Randeep Madokke’s Photography Workshop Unites Skill with Perspective

Spiti Valley in Winters

What does it take for one to become a good photographer apart from the skill and technicalities of photography itself? It takes patience, keen observation, an ability to think and reflect upon what one sees around and the eye for detail in everything apart from a vision, a worldview.

It was this idea that formed the premise behind Randeep Madokke’s approach to teaching photography to others at a recent workshop that he organised in Spiti Valley, Himachal Pradesh. The workshop had participants from all over the country and even some foreign participants made the most out of the workshop.

Randeep Madokke | Image credit – Wikipedia

Randeep Madokke is not only a photographer but also a painter deeply fascinated by both the natural and the social world around himself.

He graduated from the Fine Arts Department of Government College of Chandigarh and is deeply passionate about enriching his understanding of the visual media. He has taken up a wide variety of themes as the central focus of his photographic expeditions among which are the social evil of caste discrimination in India and Nepal, the ecological and geographical landscape of rural Punjab and the condition of the landless labour.

He believes that photography can be used as an important tool for social commentary and that when photographs are taken in a manner that are perceptive and deliver a strong message- they have an immense potential to deeply impact people’s thinking. It is with this zeal that he became the coordinator of the Chandigarh School of Photography that gives participants the practical opportunity to learn and sharpen their photographic skills through a series of outdoor workshops organised all throughout the nation.

The first workshop was recently held in Spite Valley, Himachal Pradesh.

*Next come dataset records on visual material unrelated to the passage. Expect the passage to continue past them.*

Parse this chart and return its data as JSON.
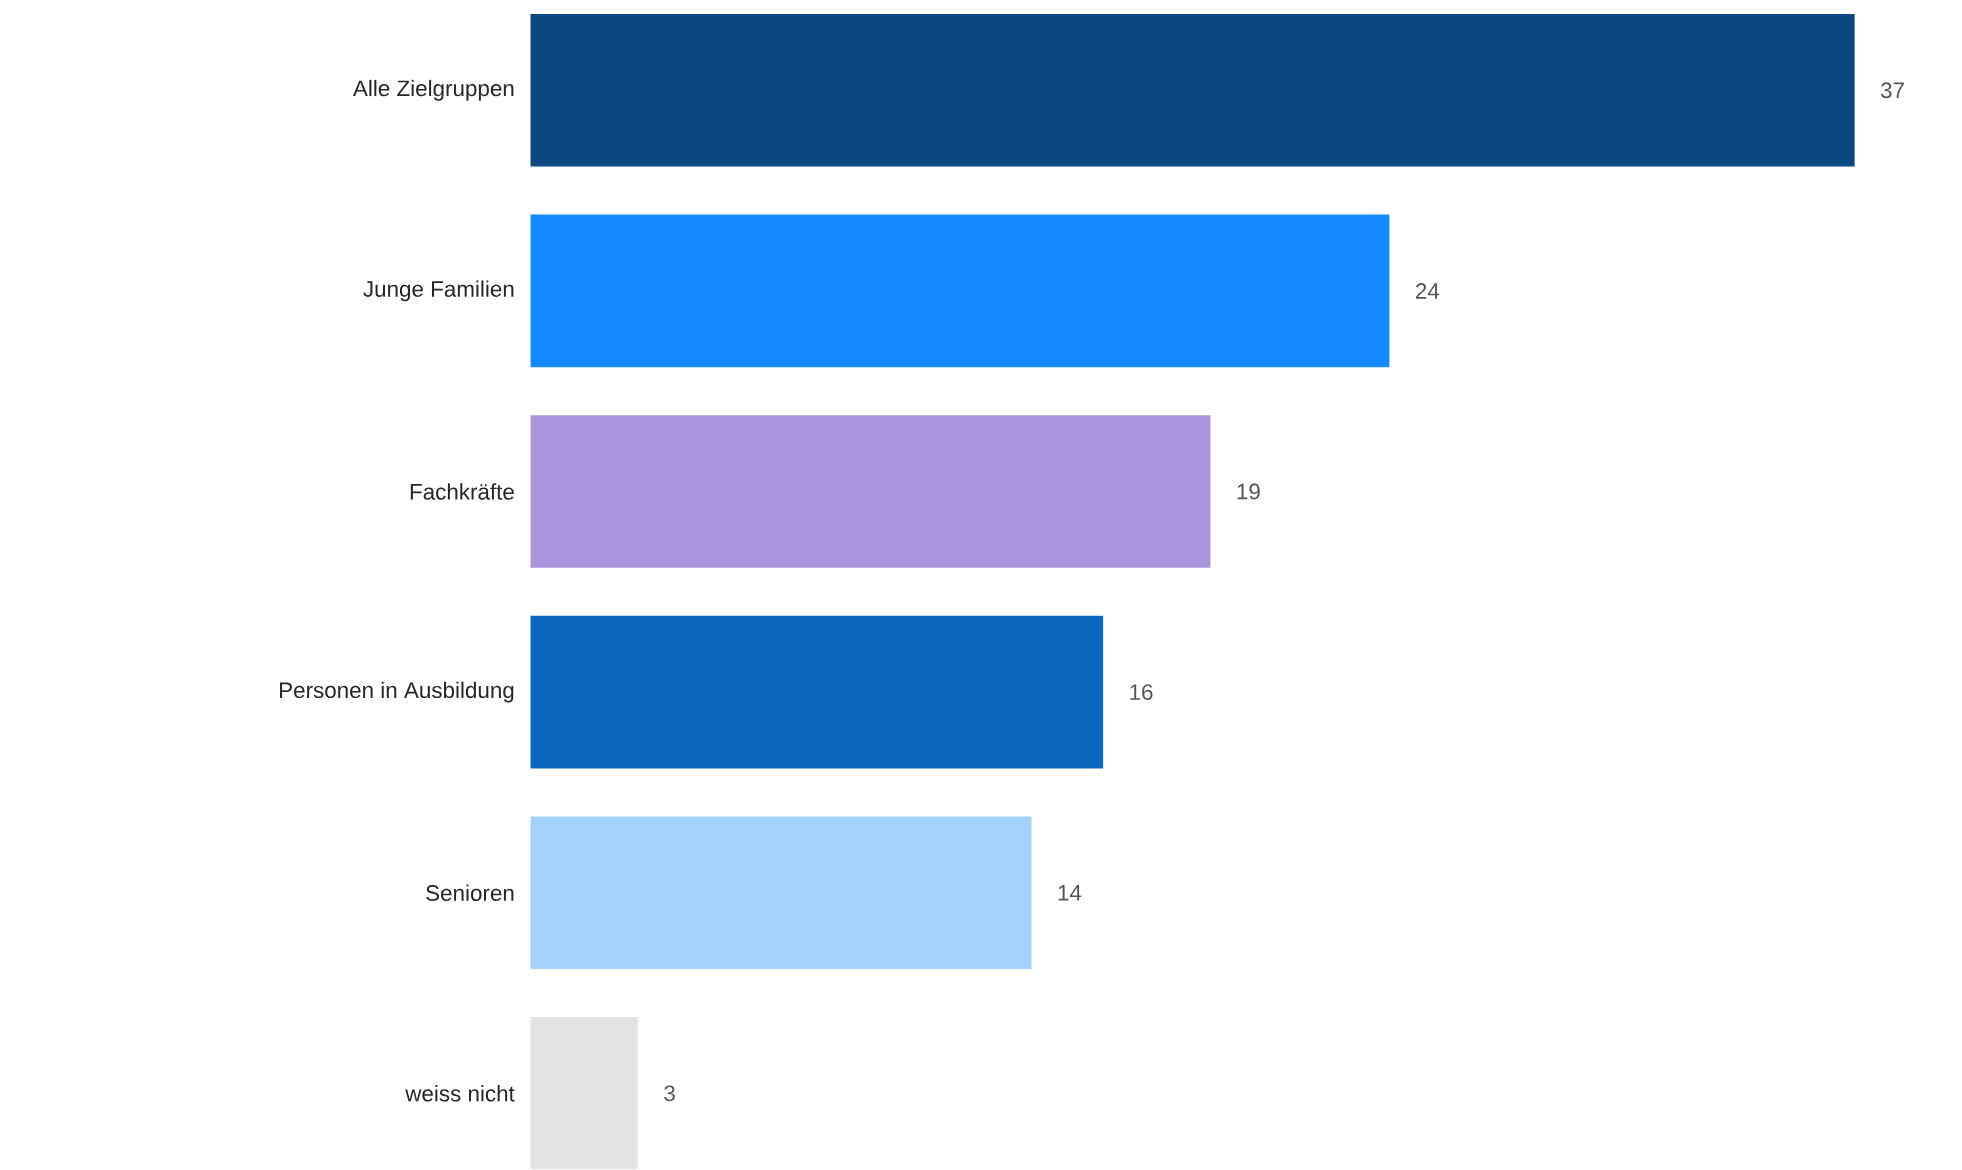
{
  "chart_data": {
    "type": "bar",
    "orientation": "horizontal",
    "categories": [
      "Alle Zielgruppen",
      "Junge Familien",
      "Fachkräfte",
      "Personen in Ausbildung",
      "Senioren",
      "weiss nicht"
    ],
    "values": [
      37,
      24,
      19,
      16,
      14,
      3
    ],
    "colors": [
      "#0b4780",
      "#1589ff",
      "#ab95dd",
      "#0c67bf",
      "#a3d2ff",
      "#e3e3e3"
    ],
    "data_labels": true
  }
}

Maddoke feels that with passing time more and more people are showing their interest in photography and that it is fast becoming a popular way to express one’s creativity. He feels extremely enthusiastic about creating awareness about photography as a visual form and to devise creative pedagogic methods to cultivate the art of photography among participants.

He has developed a special module that has a key focus on the history of photography, its evolutionary stages from classical to contemporary, the important role that photography as a media has played in important world events, information about scholarships that are meant to support photographers, the opportunities in the field of photography, detailed work on different kinds of cameras and lenses and interesting field based opportunities. He believes that when one understands the aesthetics, the history and the development of photography one is able to form a unique perspective that enables one to move from just being a technical expert to becoming capable of letting out an important social message through the art of photography.

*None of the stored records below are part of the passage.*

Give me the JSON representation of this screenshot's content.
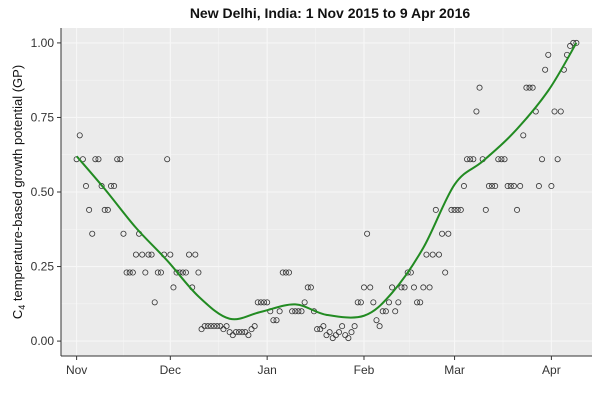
{
  "chart_data": {
    "type": "scatter",
    "title": "New Delhi, India: 1 Nov 2015 to 9 Apr 2016",
    "xlabel": "",
    "ylabel_prefix": "C",
    "ylabel_subscript": "4",
    "ylabel_rest": " temperature-based growth potential (GP)",
    "x_unit": "date",
    "xlim": [
      "2015-10-27",
      "2016-04-14"
    ],
    "ylim": [
      -0.05,
      1.05
    ],
    "x_ticks": [
      {
        "date": "2015-11-01",
        "label": "Nov"
      },
      {
        "date": "2015-12-01",
        "label": "Dec"
      },
      {
        "date": "2016-01-01",
        "label": "Jan"
      },
      {
        "date": "2016-02-01",
        "label": "Feb"
      },
      {
        "date": "2016-03-01",
        "label": "Mar"
      },
      {
        "date": "2016-04-01",
        "label": "Apr"
      }
    ],
    "y_ticks": [
      {
        "value": 0.0,
        "label": "0.00"
      },
      {
        "value": 0.25,
        "label": "0.25"
      },
      {
        "value": 0.5,
        "label": "0.50"
      },
      {
        "value": 0.75,
        "label": "0.75"
      },
      {
        "value": 1.0,
        "label": "1.00"
      }
    ],
    "grid": true,
    "legend": "none",
    "colors": {
      "panel_background": "#ebebeb",
      "grid": "#f7f7f7",
      "points": "#333333",
      "smooth_line": "#228b22",
      "axis": "#333333"
    },
    "points": [
      [
        "2015-11-01",
        0.61
      ],
      [
        "2015-11-02",
        0.69
      ],
      [
        "2015-11-03",
        0.61
      ],
      [
        "2015-11-04",
        0.52
      ],
      [
        "2015-11-05",
        0.44
      ],
      [
        "2015-11-06",
        0.36
      ],
      [
        "2015-11-07",
        0.61
      ],
      [
        "2015-11-08",
        0.61
      ],
      [
        "2015-11-09",
        0.52
      ],
      [
        "2015-11-10",
        0.44
      ],
      [
        "2015-11-11",
        0.44
      ],
      [
        "2015-11-12",
        0.52
      ],
      [
        "2015-11-13",
        0.52
      ],
      [
        "2015-11-14",
        0.61
      ],
      [
        "2015-11-15",
        0.61
      ],
      [
        "2015-11-16",
        0.36
      ],
      [
        "2015-11-17",
        0.23
      ],
      [
        "2015-11-18",
        0.23
      ],
      [
        "2015-11-19",
        0.23
      ],
      [
        "2015-11-20",
        0.29
      ],
      [
        "2015-11-21",
        0.36
      ],
      [
        "2015-11-22",
        0.29
      ],
      [
        "2015-11-23",
        0.23
      ],
      [
        "2015-11-24",
        0.29
      ],
      [
        "2015-11-25",
        0.29
      ],
      [
        "2015-11-26",
        0.13
      ],
      [
        "2015-11-27",
        0.23
      ],
      [
        "2015-11-28",
        0.23
      ],
      [
        "2015-11-29",
        0.29
      ],
      [
        "2015-11-30",
        0.61
      ],
      [
        "2015-12-01",
        0.29
      ],
      [
        "2015-12-02",
        0.18
      ],
      [
        "2015-12-03",
        0.23
      ],
      [
        "2015-12-04",
        0.23
      ],
      [
        "2015-12-05",
        0.23
      ],
      [
        "2015-12-06",
        0.23
      ],
      [
        "2015-12-07",
        0.29
      ],
      [
        "2015-12-08",
        0.18
      ],
      [
        "2015-12-09",
        0.29
      ],
      [
        "2015-12-10",
        0.23
      ],
      [
        "2015-12-11",
        0.04
      ],
      [
        "2015-12-12",
        0.05
      ],
      [
        "2015-12-13",
        0.05
      ],
      [
        "2015-12-14",
        0.05
      ],
      [
        "2015-12-15",
        0.05
      ],
      [
        "2015-12-16",
        0.05
      ],
      [
        "2015-12-17",
        0.05
      ],
      [
        "2015-12-18",
        0.04
      ],
      [
        "2015-12-19",
        0.05
      ],
      [
        "2015-12-20",
        0.03
      ],
      [
        "2015-12-21",
        0.02
      ],
      [
        "2015-12-22",
        0.03
      ],
      [
        "2015-12-23",
        0.03
      ],
      [
        "2015-12-24",
        0.03
      ],
      [
        "2015-12-25",
        0.03
      ],
      [
        "2015-12-26",
        0.02
      ],
      [
        "2015-12-27",
        0.04
      ],
      [
        "2015-12-28",
        0.05
      ],
      [
        "2015-12-29",
        0.13
      ],
      [
        "2015-12-30",
        0.13
      ],
      [
        "2015-12-31",
        0.13
      ],
      [
        "2016-01-01",
        0.13
      ],
      [
        "2016-01-02",
        0.1
      ],
      [
        "2016-01-03",
        0.07
      ],
      [
        "2016-01-04",
        0.07
      ],
      [
        "2016-01-05",
        0.1
      ],
      [
        "2016-01-06",
        0.23
      ],
      [
        "2016-01-07",
        0.23
      ],
      [
        "2016-01-08",
        0.23
      ],
      [
        "2016-01-09",
        0.1
      ],
      [
        "2016-01-10",
        0.1
      ],
      [
        "2016-01-11",
        0.1
      ],
      [
        "2016-01-12",
        0.1
      ],
      [
        "2016-01-13",
        0.13
      ],
      [
        "2016-01-14",
        0.18
      ],
      [
        "2016-01-15",
        0.18
      ],
      [
        "2016-01-16",
        0.1
      ],
      [
        "2016-01-17",
        0.04
      ],
      [
        "2016-01-18",
        0.04
      ],
      [
        "2016-01-19",
        0.05
      ],
      [
        "2016-01-20",
        0.02
      ],
      [
        "2016-01-21",
        0.03
      ],
      [
        "2016-01-22",
        0.01
      ],
      [
        "2016-01-23",
        0.02
      ],
      [
        "2016-01-24",
        0.03
      ],
      [
        "2016-01-25",
        0.05
      ],
      [
        "2016-01-26",
        0.02
      ],
      [
        "2016-01-27",
        0.01
      ],
      [
        "2016-01-28",
        0.03
      ],
      [
        "2016-01-29",
        0.05
      ],
      [
        "2016-01-30",
        0.13
      ],
      [
        "2016-01-31",
        0.13
      ],
      [
        "2016-02-01",
        0.18
      ],
      [
        "2016-02-02",
        0.36
      ],
      [
        "2016-02-03",
        0.18
      ],
      [
        "2016-02-04",
        0.13
      ],
      [
        "2016-02-05",
        0.07
      ],
      [
        "2016-02-06",
        0.05
      ],
      [
        "2016-02-07",
        0.1
      ],
      [
        "2016-02-08",
        0.1
      ],
      [
        "2016-02-09",
        0.13
      ],
      [
        "2016-02-10",
        0.18
      ],
      [
        "2016-02-11",
        0.1
      ],
      [
        "2016-02-12",
        0.13
      ],
      [
        "2016-02-13",
        0.18
      ],
      [
        "2016-02-14",
        0.18
      ],
      [
        "2016-02-15",
        0.23
      ],
      [
        "2016-02-16",
        0.23
      ],
      [
        "2016-02-17",
        0.18
      ],
      [
        "2016-02-18",
        0.13
      ],
      [
        "2016-02-19",
        0.13
      ],
      [
        "2016-02-20",
        0.18
      ],
      [
        "2016-02-21",
        0.29
      ],
      [
        "2016-02-22",
        0.18
      ],
      [
        "2016-02-23",
        0.29
      ],
      [
        "2016-02-24",
        0.44
      ],
      [
        "2016-02-25",
        0.29
      ],
      [
        "2016-02-26",
        0.36
      ],
      [
        "2016-02-27",
        0.23
      ],
      [
        "2016-02-28",
        0.36
      ],
      [
        "2016-02-29",
        0.44
      ],
      [
        "2016-03-01",
        0.44
      ],
      [
        "2016-03-02",
        0.44
      ],
      [
        "2016-03-03",
        0.44
      ],
      [
        "2016-03-04",
        0.52
      ],
      [
        "2016-03-05",
        0.61
      ],
      [
        "2016-03-06",
        0.61
      ],
      [
        "2016-03-07",
        0.61
      ],
      [
        "2016-03-08",
        0.77
      ],
      [
        "2016-03-09",
        0.85
      ],
      [
        "2016-03-10",
        0.61
      ],
      [
        "2016-03-11",
        0.44
      ],
      [
        "2016-03-12",
        0.52
      ],
      [
        "2016-03-13",
        0.52
      ],
      [
        "2016-03-14",
        0.52
      ],
      [
        "2016-03-15",
        0.61
      ],
      [
        "2016-03-16",
        0.61
      ],
      [
        "2016-03-17",
        0.61
      ],
      [
        "2016-03-18",
        0.52
      ],
      [
        "2016-03-19",
        0.52
      ],
      [
        "2016-03-20",
        0.52
      ],
      [
        "2016-03-21",
        0.44
      ],
      [
        "2016-03-22",
        0.52
      ],
      [
        "2016-03-23",
        0.69
      ],
      [
        "2016-03-24",
        0.85
      ],
      [
        "2016-03-25",
        0.85
      ],
      [
        "2016-03-26",
        0.85
      ],
      [
        "2016-03-27",
        0.77
      ],
      [
        "2016-03-28",
        0.52
      ],
      [
        "2016-03-29",
        0.61
      ],
      [
        "2016-03-30",
        0.91
      ],
      [
        "2016-03-31",
        0.96
      ],
      [
        "2016-04-01",
        0.52
      ],
      [
        "2016-04-02",
        0.77
      ],
      [
        "2016-04-03",
        0.61
      ],
      [
        "2016-04-04",
        0.77
      ],
      [
        "2016-04-05",
        0.91
      ],
      [
        "2016-04-06",
        0.96
      ],
      [
        "2016-04-07",
        0.99
      ],
      [
        "2016-04-08",
        1.0
      ],
      [
        "2016-04-09",
        1.0
      ]
    ],
    "smooth_series": [
      [
        "2015-11-01",
        0.62
      ],
      [
        "2015-11-10",
        0.51
      ],
      [
        "2015-11-20",
        0.38
      ],
      [
        "2015-11-30",
        0.27
      ],
      [
        "2015-12-10",
        0.15
      ],
      [
        "2015-12-20",
        0.075
      ],
      [
        "2015-12-30",
        0.098
      ],
      [
        "2016-01-10",
        0.123
      ],
      [
        "2016-01-20",
        0.088
      ],
      [
        "2016-02-01",
        0.085
      ],
      [
        "2016-02-10",
        0.162
      ],
      [
        "2016-02-20",
        0.313
      ],
      [
        "2016-03-01",
        0.525
      ],
      [
        "2016-03-10",
        0.603
      ],
      [
        "2016-03-20",
        0.7
      ],
      [
        "2016-03-31",
        0.84
      ],
      [
        "2016-04-09",
        1.0
      ]
    ]
  }
}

The engaging seven-day workshop allowed participants to roam around, explore and take photographs of landscapes, people, monasteries, architecture and so on. He laid emphasis on perspective and idea building as much as he did on the technical aspects of photography, he made sure that he discussed each of the participant’s works in details. The workshop also composed of students working on a travel documentary and exhibiting their works at a photo-exhibition.

He said that the school wanted to build up gradually a team of artists, photographers, painters and teachers who would collectively work towards the cultivation and dissemination of the arts.

We wish Maddoke much success in his creative and passionate endeavour and hope that through his sustained efforts he is able to produce many more creative and capable photographers, artists and pedagogues like himself.